Give your furniture some breathing room. Resist overcrowding a room. Gracious living means space to maneuver with ease. This is really great news if you are working with a tight budget. You don’t need to fill up a space with lots of furniture. Spend more of your budget on fewer but better-quality pieces, and your room will look better than if it’s stuffed to the gills with flea market finds. The high-backed chairs shown here, for example, stand out because they don’t have to fight for attention.
Layered lighting. It cannot be stressed enough: Lighting should come from more than one source in any room. Those well-spaced recessed lights won’t be enough to eliminate the shadowing that inevitably harshens a room. Try to include task lights or spotlights, hanging lights, and table or floor lamps to get light from different directions. An extra advantage is that you can go full bright (as in this photo), then turn off a few lights for a more dim and moody atmosphere in the evening.
Large area rugs. Even when you have beautiful floors, an area rug makes a perfect anchor to a seating area for that layered, photo-shoot-ready look — but only if the rug is large enough. If it merely floats between the seating pieces instead of tucking fully under, it’s usually better to go without one. Try a custom-cut plain Berber carpet to get a perfectly sized rug without spending thousands of dollars.

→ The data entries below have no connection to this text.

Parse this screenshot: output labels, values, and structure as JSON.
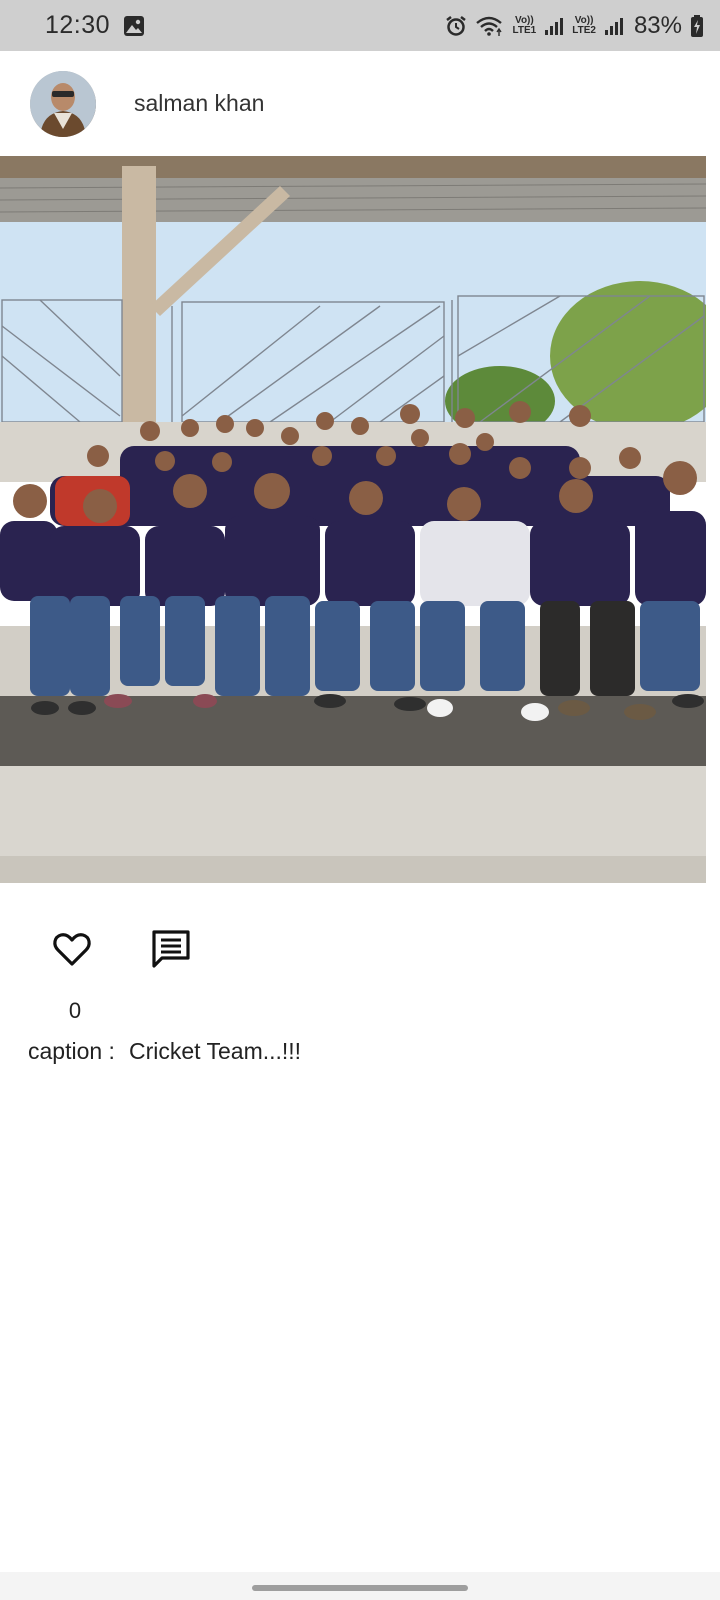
{
  "status_bar": {
    "time": "12:30",
    "sim1_label_top": "Vo))",
    "sim1_label_bottom": "LTE1",
    "sim2_label_top": "Vo))",
    "sim2_label_bottom": "LTE2",
    "battery": "83%",
    "icons": [
      "gallery-icon",
      "alarm-icon",
      "wifi-icon",
      "signal-icon",
      "signal-icon",
      "battery-charging-icon"
    ]
  },
  "post": {
    "username": "salman khan",
    "like_count": "0",
    "caption_label": "caption :",
    "caption_text": "Cricket Team...!!!",
    "icons": [
      "heart-outline-icon",
      "comment-icon"
    ]
  },
  "colors": {
    "status_bar_bg": "#cfcfcf",
    "jersey": "#2a2350",
    "sky": "#cfe3f3"
  }
}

Furniture walls. Putting up a new wall may not be an affordable solution. Instead, solid, weighty pieces like a sofa table or low bookshelf backed against a sitting area can create a visual divider that elegantly caps off a space, without stealing much square footage or getting in the way of circulation.

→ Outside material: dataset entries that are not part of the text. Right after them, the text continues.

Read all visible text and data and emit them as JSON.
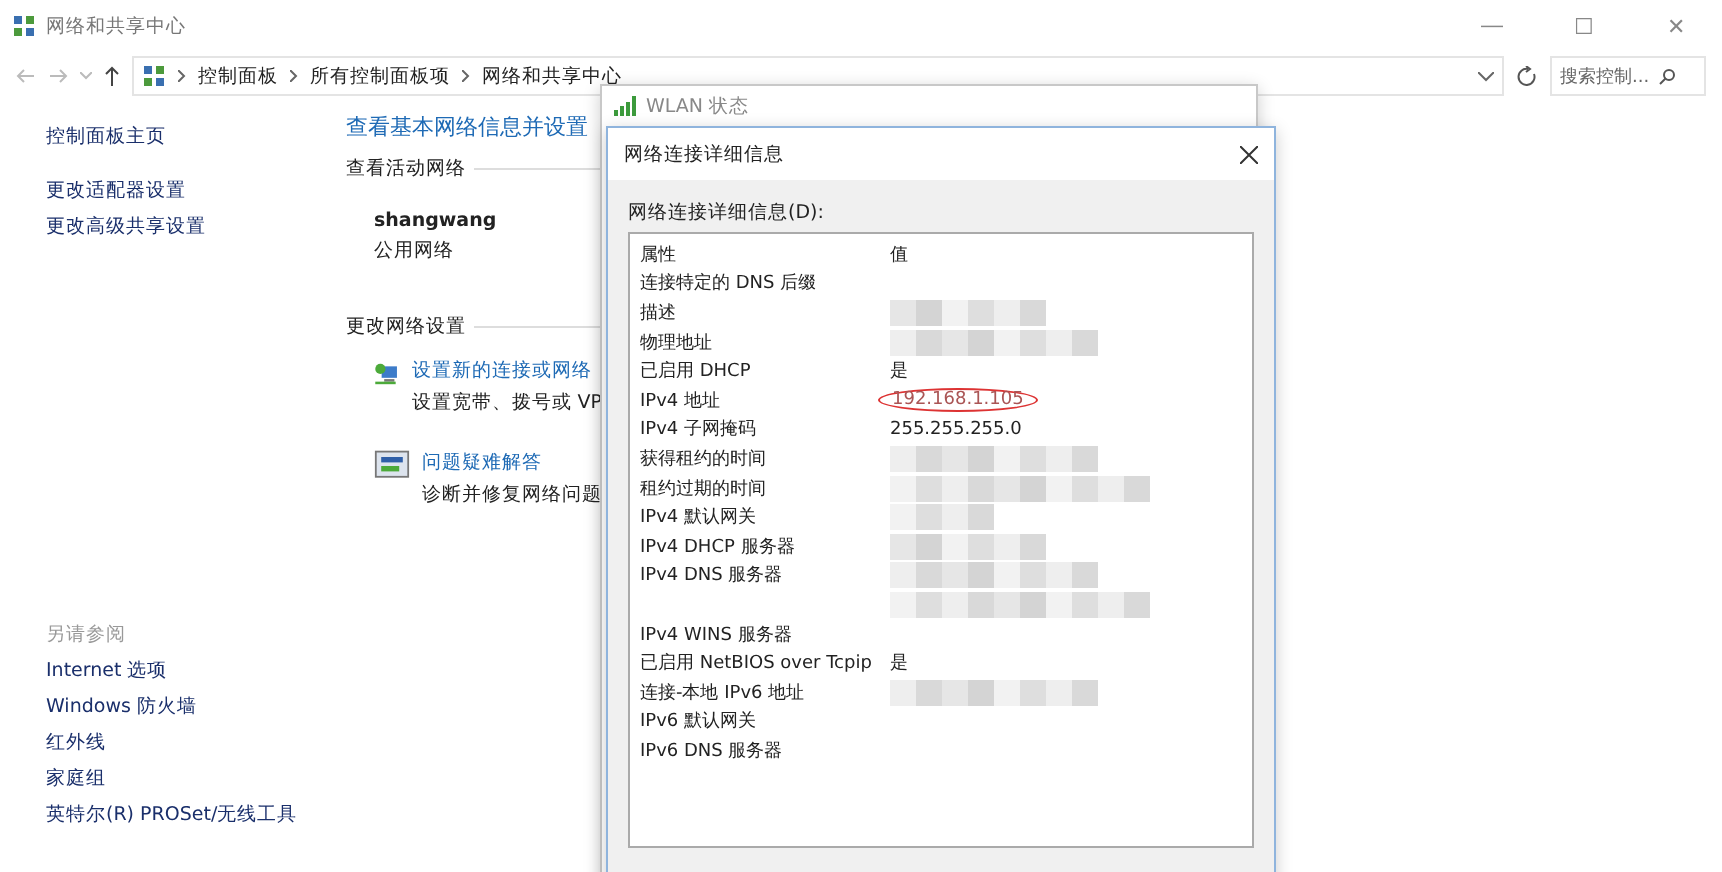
{
  "window": {
    "title": "网络和共享中心",
    "controls": [
      "—",
      "☐",
      "✕"
    ]
  },
  "address_bar": {
    "path": [
      "控制面板",
      "所有控制面板项",
      "网络和共享中心"
    ],
    "search_placeholder": "搜索控制..."
  },
  "sidebar": {
    "items": [
      {
        "label": "控制面板主页"
      },
      {
        "label": "更改适配器设置"
      },
      {
        "label": "更改高级共享设置"
      }
    ],
    "see_also_title": "另请参阅",
    "see_also": [
      {
        "label": "Internet 选项"
      },
      {
        "label": "Windows 防火墙"
      },
      {
        "label": "红外线"
      },
      {
        "label": "家庭组"
      },
      {
        "label": "英特尔(R) PROSet/无线工具"
      }
    ]
  },
  "main": {
    "heading": "查看基本网络信息并设置",
    "active_title": "查看活动网络",
    "network_name": "shangwang",
    "network_type": "公用网络",
    "change_title": "更改网络设置",
    "tasks": [
      {
        "kind": "setup",
        "link": "设置新的连接或网络",
        "description": "设置宽带、拨号或 VP"
      },
      {
        "kind": "troubleshoot",
        "link": "问题疑难解答",
        "description": "诊断并修复网络问题"
      }
    ]
  },
  "wlan_window": {
    "title": "WLAN 状态"
  },
  "details_dialog": {
    "title": "网络连接详细信息",
    "list_label": "网络连接详细信息(D):",
    "columns": [
      "属性",
      "值"
    ],
    "rows": [
      {
        "label": "连接特定的 DNS 后缀",
        "redacted": false
      },
      {
        "label": "描述",
        "redacted": true
      },
      {
        "label": "物理地址",
        "redacted": true
      },
      {
        "label": "已启用 DHCP",
        "value": "是",
        "redacted": false
      },
      {
        "label": "IPv4 地址",
        "value": "192.168.1.105",
        "redacted": false,
        "circled": true
      },
      {
        "label": "IPv4 子网掩码",
        "value": "255.255.255.0",
        "redacted": false
      },
      {
        "label": "获得租约的时间",
        "redacted": true
      },
      {
        "label": "租约过期的时间",
        "redacted": true
      },
      {
        "label": "IPv4 默认网关",
        "redacted": true
      },
      {
        "label": "IPv4 DHCP 服务器",
        "redacted": true
      },
      {
        "label": "IPv4 DNS 服务器",
        "redacted": true
      },
      {
        "redacted": true
      },
      {
        "label": "IPv4 WINS 服务器",
        "redacted": false
      },
      {
        "label": "已启用 NetBIOS over Tcpip",
        "value": "是",
        "redacted": false
      },
      {
        "label": "连接-本地 IPv6 地址",
        "redacted": true
      },
      {
        "label": "IPv6 默认网关",
        "redacted": false
      },
      {
        "label": "IPv6 DNS 服务器",
        "redacted": false
      }
    ]
  }
}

Dropped ceiling. Speaking of complicated electrical work, sometimes it can seem nearly impossible to add lighting in a space with a concrete ceiling not suited to taking on fixtures. This is where a dropped ceiling works on multiple levels. The drop itself helps define an area below (such as the dining area shown in this project I designed), while providing a space to run electrical to a chandelier or house recessed potlights.
Edit your collectibles. Don’t hang on to a piece that just doesn’t fit. I don’t care if your great-aunt Sally gave it to you. If it’s not working for you, then find a new home for it (maybe in a different room). The unifying theme here is the use of black in the utilitarian pieces. The balance is almost perfect. It reminds me of something Coco Chanel said about accessorizing: “Before you leave the house, look in the mirror and take one thing off.” In design, know when to stop.